The global financial crisis in 2008/2009 encouraged the central bank to implement policy mix in order to achieve price stability and support the stability of financial system. Therefore, the implementation of monetary policy based on inflation targeting framework (ITF) is supposed to be accompanied by foreign capital flow management and macro-prudential policy.
Those statements were delivered by Deputy Governor of Bank Indonesia, Perry Warjiyo, Ph.D. at Kertanegara Auditorium, Faculty of Economics and Business UGM on Friday (24/11) during a General Lecture entitled Central Bank’s Policy Mix: New Paradigm and Implementation in Indonesia. The event was moderated by Dean of Faculty of Economics and Business UGM, Dr. Eko Suwardi.
Since 2010, Indonesia has experienced that the implementation of Bank Indonesia’s policy mix is able to encourage the stability of macro-economy and financial system which aims to encourage economic growth. Therefore, strong coordination among Bank Indonesia’s policy mix with fiscal policy and structural reform of the government is essential as the national policy mix.

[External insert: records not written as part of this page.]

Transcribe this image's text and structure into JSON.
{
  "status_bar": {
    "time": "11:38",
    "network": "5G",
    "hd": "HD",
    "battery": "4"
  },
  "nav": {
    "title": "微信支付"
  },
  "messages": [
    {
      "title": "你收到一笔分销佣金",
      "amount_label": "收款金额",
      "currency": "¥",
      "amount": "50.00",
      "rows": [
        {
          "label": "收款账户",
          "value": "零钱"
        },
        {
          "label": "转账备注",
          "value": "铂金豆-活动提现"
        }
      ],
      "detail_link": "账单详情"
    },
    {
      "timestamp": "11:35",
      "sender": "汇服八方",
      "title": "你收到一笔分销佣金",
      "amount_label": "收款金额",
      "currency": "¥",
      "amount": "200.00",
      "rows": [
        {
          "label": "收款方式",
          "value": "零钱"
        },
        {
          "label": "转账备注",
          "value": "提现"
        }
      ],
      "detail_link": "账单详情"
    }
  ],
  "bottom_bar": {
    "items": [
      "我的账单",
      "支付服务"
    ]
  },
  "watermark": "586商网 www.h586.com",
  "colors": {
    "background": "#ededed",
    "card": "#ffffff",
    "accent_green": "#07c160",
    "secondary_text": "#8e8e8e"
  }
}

According to Perry, since 2010 Indonesia’s economy has been quite resilient in facing external shock from global spillovers. The stability of macroeconomy and financial system has successfully been maintained, while economic recovery has been running gradually since the middle of 2015 until 2018.
“Indonesian economic outlook in medium-long term will be stronger than the result of structural reform policy towards productivity and economic growth which is higher and sustainable.